In the employment context the data controller is the person or entity that determines the purposes and means of the processing of personal data (usually the employing entity), the data processor the person or company that processes data on behalf of the data controller and the data subject is the employee.

Personal data is ‘any information relating to an identified or identifiable living individual’ and that can be identified, directly or indirectly, in particular by reference to either of the following:

  • an identifier such as a name, an identification number, location data or an online identifier
  • one or more factors specific to the physical, physiological, genetic, mental, economic, cultural or social identity of the individual.

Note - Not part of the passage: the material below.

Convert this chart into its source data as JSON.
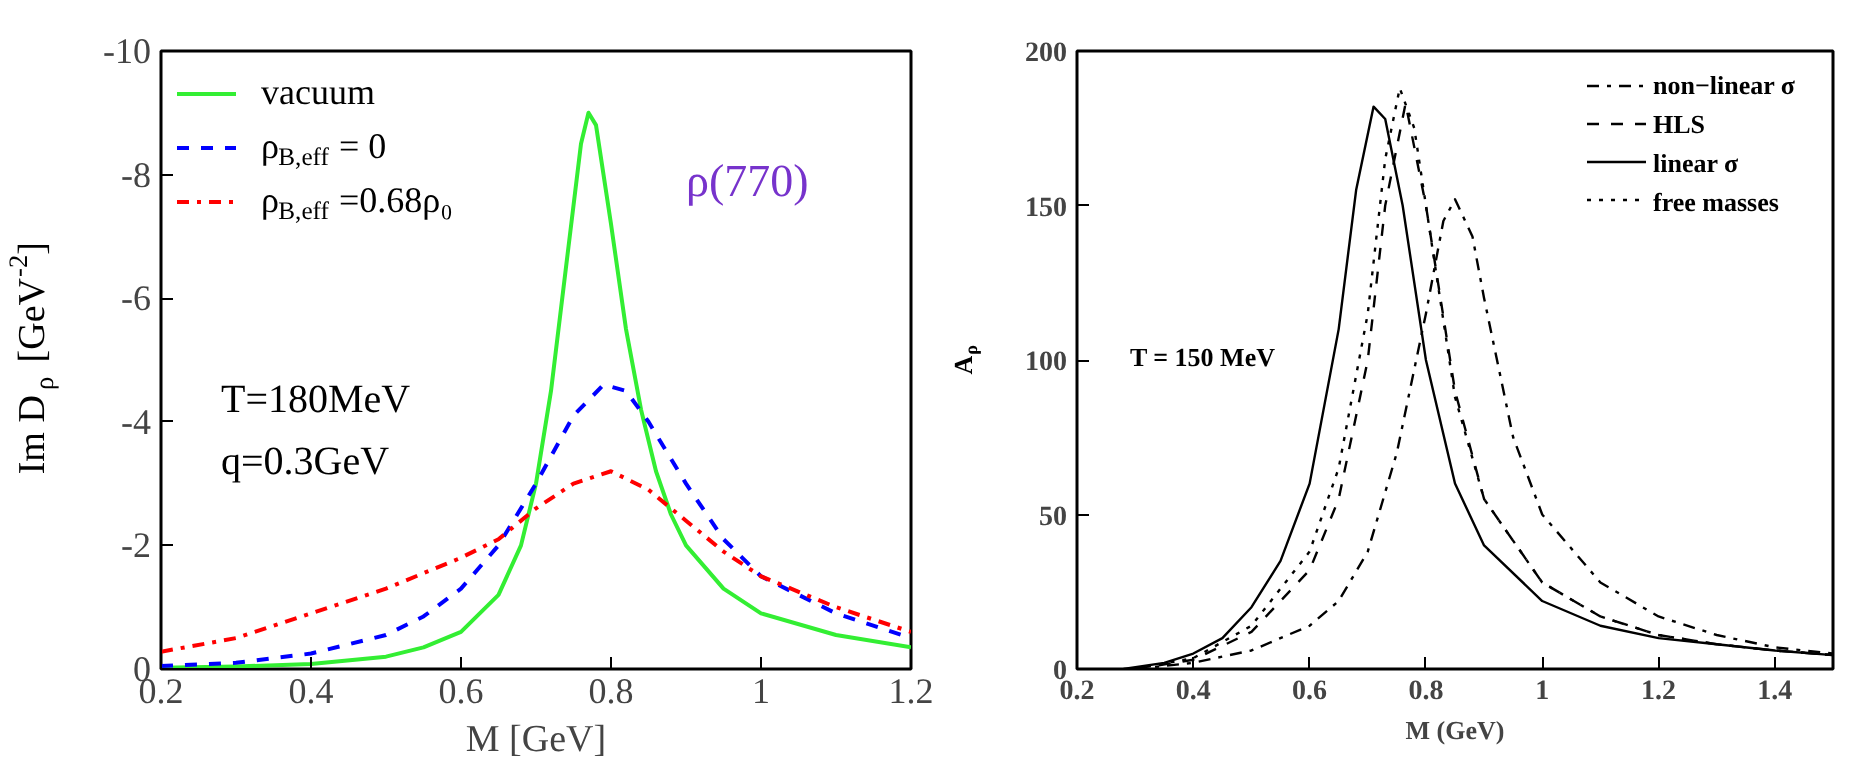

‘Processing data’ includes collection, recording, organisation, storage, altering, retrieving, using, transmitting, combining, destroying and erasing data.  Employers process personal data in respect of employees in numerous ways at all stages of employment from recruitment until after employment has ended.  Data controllers are under an obligation to process data in accordance with the data principles:

  • lawfulness, fairness and transparency
  • purpose limitation
  • data minimisation
  • accuracy
  • storage limitation
  • integrity and confidentiality
  • accountability.

Data controllers may only process personal data if one of the lawful conditions for processing is met.  In an employment context this will often be one of the following conditions:

  • the processing is necessary for the performance of a contract to which the data subject is party or in order to take steps at the request of a data subject prior to entering into a contract
  • the processing is necessary to comply with a legal obligation to which the controller is subject
  • the processing is necessary to protect the vital interests of the data subject or another person.

Certain kinds of personal data are known as ‘special categories’ of personal data (previously sensitive personal data under the DPA 1998, although there are some differences) and require higher levels of protection.  These are racial or ethnic origin, political opinions, religious or philosophical beliefs, trade union membership, genetic data, biometric data for the purpose of uniquely identifying a natural person, health, sex life and sexual orientation.  Employers need to have further justification for collecting, storing and using this type of personal information.

When processing special categories of personal data, employers must having a policy in place that explains the employer’s procedures for complying with the data protection principles in connection with the processing of the data and explains the employer’s policies regarding the retention and erasure of personal data processed, giving an indication of how long such personal data is likely to be retained.  They must also comply with additional safeguarding requirements relating to record keeping.  Employers can only process special categories of personal data in certain circumstances, including where they need to carry out their legal obligations or exercise rights in connection with employment, in some cases with explicit written consent, where it is needed in the public interest (for example for equal opportunities monitoring), where it is needed in relation to legal claims, or where it is needed to protect the data subject’s interests (or someone else’s interests) and they are not capable of giving consent.

Employees, as data subjects, have various rights under the GDPR in some circumstances to:

  • request access to their personal information (commonly known as a ‘data subject access request’)
  • request correction of the personal information that is held about them
  • request erasure of their personal information
  • object to processing of their personal information
  • request the restriction of processing of their personal information
  • request the transfer of their personal information to another party.

Employers need to make employees aware of their rights under the GDPR.  Most employers process data, which means that they must be registered with the Information Commissioner as doing so.

Employees are entitled to see what data are held on them, provided that their requests are made in writing.  Access to the data must normally be given within one month of the request although the employer may extend that period by two months where necessary, taking into account the complexity and number of requests.  If the data identify a third person, the employee does not have an automatic right to see those data.  Either the consent of the third party must first be obtained, or identifying features must be removed.